Our RCT demonstrated the minimal enhancement of the analgesia of the combination of nefopam, parecoxib, and morphine IV-PCA for postoperative open major gynecologic surgery. The combined drugs significantly decrease pain intensity on movement at 6 h and both at rest and on movement at 12 h compared with parecoxib and morphine IV-PCA, but there was no significant difference of morphine consumption. Our results were inconsistent with the OCTOPUS study, a multicenter, double-blinded RCT, which compared different NOA combinations with morphine for postoperative analgesia [22]. The treatment groups in the OCTOPUS study included control, paracetamol (P), nefopam (N), ketorolac (K), PN, PK, and PNK. There was no significant difference of pain score and morphine consumption at 24 and 48 h after operation compared between NK vs. K. However, there were significant differences of (1) morphine consumption at 24 and 48 h between control vs. NPK and N vs. NPK and (2) the pain score at 24 h between control vs. NPK, N vs. NPK, and P vs. NPK. The study was stopped early because of the ethical concern of the investigators. The number of recruited participants was several fold lower than the calculated samples (n, 27 vs. 125 per group). Therefore, the analgesic effect when comparing between NSAID and nefopam could not be analyzed due to the inadequate power of the sample size. Moreover, many kinds of operation were evaluated which was different from our study.

The morphine consumption at 24 and 48 h between nefopam plus parecoxib and parecoxib only was not different but not the pain score on movement at 6 h and the pain score both at rest and on movement at 12 h. It could be possible because the pain score was not high, and then, the patients ignored administering morphine IV-PCA during changing the position. Therefore, a reduction in morphine consumption is not a good indicator of the benefit of adding analgesic. Moreover, data from a systemic study showed that morphine sparing was not changing parallel to morphine-related adverse effects [5]. Interestingly, a few prior studies evaluated the pain score at 6 or 12 h after operation as our study, a period at which patients often have severe pain.

Previous studies have reported sweating, tachycardia, and hypertension as common side effects of nefopam [6], but the incidence of these side effects in this study was similar in both groups. The frequency of adverse effects was not found to reduce by the combination of these, likely because of the relatively low incidence of adverse effects arising from this medications However, it is an advantage to use the minimal dose of each drug.

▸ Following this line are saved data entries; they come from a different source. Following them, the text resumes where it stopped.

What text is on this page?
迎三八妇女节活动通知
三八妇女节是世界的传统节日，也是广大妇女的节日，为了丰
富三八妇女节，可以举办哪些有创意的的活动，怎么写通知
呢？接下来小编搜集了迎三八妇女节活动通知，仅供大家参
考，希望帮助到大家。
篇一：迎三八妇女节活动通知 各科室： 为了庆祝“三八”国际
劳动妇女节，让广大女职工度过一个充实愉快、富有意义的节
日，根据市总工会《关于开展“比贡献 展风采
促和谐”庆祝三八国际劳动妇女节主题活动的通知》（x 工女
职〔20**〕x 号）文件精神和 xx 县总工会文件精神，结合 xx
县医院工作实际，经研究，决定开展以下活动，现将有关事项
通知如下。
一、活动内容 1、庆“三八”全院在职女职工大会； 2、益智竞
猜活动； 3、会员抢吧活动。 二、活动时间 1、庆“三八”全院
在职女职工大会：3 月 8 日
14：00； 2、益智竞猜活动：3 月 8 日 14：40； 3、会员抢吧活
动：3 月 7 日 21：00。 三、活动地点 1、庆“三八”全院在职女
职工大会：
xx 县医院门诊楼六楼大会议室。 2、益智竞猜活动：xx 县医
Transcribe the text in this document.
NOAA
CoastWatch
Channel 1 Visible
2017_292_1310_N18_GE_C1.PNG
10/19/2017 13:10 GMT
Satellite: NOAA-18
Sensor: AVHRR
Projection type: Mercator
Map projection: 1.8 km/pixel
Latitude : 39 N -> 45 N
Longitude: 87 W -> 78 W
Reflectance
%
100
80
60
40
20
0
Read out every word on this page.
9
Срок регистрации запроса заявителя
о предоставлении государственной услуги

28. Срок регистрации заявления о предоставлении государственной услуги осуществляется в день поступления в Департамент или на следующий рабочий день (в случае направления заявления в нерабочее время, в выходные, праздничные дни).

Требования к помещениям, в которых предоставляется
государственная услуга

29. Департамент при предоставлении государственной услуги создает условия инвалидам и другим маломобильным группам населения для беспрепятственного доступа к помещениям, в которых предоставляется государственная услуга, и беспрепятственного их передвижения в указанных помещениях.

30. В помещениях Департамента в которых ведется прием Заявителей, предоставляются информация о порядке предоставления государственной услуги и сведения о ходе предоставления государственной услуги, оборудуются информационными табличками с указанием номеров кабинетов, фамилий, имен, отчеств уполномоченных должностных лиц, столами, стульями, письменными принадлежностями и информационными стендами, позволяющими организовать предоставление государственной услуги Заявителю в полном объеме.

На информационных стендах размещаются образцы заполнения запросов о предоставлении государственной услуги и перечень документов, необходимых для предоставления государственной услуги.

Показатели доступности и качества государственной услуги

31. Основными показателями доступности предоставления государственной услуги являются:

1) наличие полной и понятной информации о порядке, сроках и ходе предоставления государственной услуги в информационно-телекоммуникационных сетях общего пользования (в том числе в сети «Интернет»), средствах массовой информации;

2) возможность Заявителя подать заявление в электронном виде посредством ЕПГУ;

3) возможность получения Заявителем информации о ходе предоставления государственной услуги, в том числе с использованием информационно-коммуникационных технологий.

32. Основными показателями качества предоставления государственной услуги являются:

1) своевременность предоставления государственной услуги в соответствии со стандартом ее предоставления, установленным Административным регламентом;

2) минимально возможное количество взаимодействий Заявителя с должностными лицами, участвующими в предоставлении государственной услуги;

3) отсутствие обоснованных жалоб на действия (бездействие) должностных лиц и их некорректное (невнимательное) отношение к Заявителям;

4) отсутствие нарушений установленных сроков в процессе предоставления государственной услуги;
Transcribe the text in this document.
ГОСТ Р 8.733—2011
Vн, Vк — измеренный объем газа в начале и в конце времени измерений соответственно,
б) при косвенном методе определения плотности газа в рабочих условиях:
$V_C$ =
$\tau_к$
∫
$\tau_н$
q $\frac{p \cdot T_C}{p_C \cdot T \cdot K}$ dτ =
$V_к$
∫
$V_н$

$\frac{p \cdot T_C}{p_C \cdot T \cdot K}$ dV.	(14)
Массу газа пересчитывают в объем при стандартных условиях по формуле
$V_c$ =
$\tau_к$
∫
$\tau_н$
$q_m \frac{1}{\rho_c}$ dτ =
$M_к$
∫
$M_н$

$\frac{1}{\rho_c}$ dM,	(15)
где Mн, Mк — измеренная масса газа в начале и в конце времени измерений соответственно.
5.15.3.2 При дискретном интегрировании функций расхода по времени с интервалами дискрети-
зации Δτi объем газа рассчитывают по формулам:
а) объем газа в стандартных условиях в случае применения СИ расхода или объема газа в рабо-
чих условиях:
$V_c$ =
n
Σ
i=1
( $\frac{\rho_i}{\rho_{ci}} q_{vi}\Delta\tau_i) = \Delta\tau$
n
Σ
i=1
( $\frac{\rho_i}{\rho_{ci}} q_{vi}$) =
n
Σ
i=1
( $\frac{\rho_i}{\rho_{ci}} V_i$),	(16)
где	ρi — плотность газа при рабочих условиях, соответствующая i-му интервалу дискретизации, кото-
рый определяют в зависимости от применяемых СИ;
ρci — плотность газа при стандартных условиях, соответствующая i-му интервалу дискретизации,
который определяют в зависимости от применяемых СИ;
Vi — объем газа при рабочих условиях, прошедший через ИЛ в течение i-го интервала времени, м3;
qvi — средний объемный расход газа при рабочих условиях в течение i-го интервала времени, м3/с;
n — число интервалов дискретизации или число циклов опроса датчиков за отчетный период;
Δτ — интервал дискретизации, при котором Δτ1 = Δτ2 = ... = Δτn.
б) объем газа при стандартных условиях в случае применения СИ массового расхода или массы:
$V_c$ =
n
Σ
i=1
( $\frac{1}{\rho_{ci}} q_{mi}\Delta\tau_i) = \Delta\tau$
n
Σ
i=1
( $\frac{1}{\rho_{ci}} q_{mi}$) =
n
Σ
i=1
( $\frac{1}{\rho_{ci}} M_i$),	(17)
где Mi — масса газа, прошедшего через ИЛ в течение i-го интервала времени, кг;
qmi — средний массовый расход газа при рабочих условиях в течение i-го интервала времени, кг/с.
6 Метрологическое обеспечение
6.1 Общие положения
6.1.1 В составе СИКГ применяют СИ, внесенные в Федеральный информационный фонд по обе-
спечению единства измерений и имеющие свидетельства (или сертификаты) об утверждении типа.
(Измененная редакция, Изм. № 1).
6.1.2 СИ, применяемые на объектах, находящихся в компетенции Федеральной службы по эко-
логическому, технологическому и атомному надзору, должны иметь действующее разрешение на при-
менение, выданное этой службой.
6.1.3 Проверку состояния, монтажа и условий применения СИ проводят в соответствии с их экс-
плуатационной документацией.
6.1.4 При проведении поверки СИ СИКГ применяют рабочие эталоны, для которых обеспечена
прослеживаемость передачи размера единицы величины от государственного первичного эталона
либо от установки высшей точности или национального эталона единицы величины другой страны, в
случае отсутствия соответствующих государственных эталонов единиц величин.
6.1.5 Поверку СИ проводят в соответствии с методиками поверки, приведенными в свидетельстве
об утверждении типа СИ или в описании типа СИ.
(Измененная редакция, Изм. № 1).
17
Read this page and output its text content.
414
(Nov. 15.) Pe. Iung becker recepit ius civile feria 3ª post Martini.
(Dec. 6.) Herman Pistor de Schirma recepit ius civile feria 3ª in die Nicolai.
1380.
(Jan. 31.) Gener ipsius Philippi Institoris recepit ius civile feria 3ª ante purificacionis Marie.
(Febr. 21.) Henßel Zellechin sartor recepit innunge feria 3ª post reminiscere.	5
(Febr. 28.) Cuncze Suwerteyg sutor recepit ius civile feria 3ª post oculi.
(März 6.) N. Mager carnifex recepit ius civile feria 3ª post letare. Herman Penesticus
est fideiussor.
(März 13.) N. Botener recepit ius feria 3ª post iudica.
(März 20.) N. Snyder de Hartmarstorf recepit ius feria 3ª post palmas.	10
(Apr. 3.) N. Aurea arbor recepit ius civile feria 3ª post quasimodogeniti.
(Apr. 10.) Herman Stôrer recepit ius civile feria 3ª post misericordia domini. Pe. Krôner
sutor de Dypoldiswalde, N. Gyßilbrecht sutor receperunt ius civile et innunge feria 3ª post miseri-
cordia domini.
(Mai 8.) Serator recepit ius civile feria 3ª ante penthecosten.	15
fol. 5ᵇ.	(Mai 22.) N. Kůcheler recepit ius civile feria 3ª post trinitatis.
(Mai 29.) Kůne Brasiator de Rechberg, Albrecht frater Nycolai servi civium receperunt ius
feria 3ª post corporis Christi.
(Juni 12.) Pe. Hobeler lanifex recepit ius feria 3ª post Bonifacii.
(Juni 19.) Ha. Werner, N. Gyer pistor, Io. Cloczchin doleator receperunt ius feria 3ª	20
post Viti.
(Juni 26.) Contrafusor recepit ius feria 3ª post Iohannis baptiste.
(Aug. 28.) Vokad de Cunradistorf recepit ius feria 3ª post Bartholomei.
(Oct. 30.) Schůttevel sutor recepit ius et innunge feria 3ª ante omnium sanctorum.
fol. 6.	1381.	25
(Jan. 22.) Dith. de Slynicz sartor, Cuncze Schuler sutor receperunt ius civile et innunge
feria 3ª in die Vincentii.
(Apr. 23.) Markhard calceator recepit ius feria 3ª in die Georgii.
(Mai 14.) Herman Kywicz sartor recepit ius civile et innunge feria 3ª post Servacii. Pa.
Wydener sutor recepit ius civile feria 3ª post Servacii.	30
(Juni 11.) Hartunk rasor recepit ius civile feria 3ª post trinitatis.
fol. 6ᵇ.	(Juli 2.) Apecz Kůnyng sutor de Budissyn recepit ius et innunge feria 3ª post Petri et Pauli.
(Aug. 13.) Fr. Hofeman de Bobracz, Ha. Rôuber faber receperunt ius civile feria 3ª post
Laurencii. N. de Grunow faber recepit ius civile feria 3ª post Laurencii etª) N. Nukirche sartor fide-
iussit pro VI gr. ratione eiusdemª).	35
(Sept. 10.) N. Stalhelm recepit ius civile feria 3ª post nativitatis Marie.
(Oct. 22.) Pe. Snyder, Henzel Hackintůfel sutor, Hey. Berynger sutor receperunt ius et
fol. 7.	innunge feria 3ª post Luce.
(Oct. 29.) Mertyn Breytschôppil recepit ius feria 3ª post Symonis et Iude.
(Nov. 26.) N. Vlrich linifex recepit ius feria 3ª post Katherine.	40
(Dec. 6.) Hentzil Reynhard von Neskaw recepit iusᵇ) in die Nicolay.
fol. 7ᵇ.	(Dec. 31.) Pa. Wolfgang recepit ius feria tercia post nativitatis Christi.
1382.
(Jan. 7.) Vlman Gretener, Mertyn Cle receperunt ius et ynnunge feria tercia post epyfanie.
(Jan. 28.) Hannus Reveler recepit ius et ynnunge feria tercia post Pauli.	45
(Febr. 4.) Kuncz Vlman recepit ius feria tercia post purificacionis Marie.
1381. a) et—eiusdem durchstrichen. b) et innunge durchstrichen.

Limitations of the study were the subjective data of pain scores. Pain evaluation was a self-assessment using the VNRS that was individual dependent and multifactorial involvement such as pain evaluation at the bed time of the patients. Moreover, when the pain scores were low, it could not reflect the morphine consumption. Patient satisfaction should be evaluated in the future study for better analysis. Since we gave only 1 time of parecoxib which can maintain analgesia for 12 h, the latter 12 h postoperative analgesia could be explained by the effect of parecoxib and morphine IV-PCA. The future study may focus on other analgesic such as paracetamol, other kinds of NSAIDs, or even more multiple combined drugs.

5. Conclusions

Administration of nefopam combined with parecoxib is slightly better than parecoxib only for acute postoperative pain control at 6 and 12 h for gynecologic operations. This could help patients to ease their early ambulation. Morphine consumption in 24 hours was not significantly different in both groups with comparable adverse effects.

Data Availability

All data generated or analyzed during this study are included in this manuscript.

Ethical Approval

This study was approved by the Ethical Clearance Committee on Human Rights Related to Researches Involving Human Subjects, Faculty of Medicine, Ramathibodi Hospital (MURA208/327), and registered on Clinicaltrials.in.th (TCTR 20180808001).

Conflicts of Interest

The authors declare that there are no conflicts of interest regarding the publication of this article.

Acknowledgments

The authors would like to thank Rojnarin Komonhirun for statistical analysis. This study was funded by a grant from the Faculty of Medicine, Ramathibodi Hospital, Mahidol University, Bangkok, Thailand (grant no. RF-61075).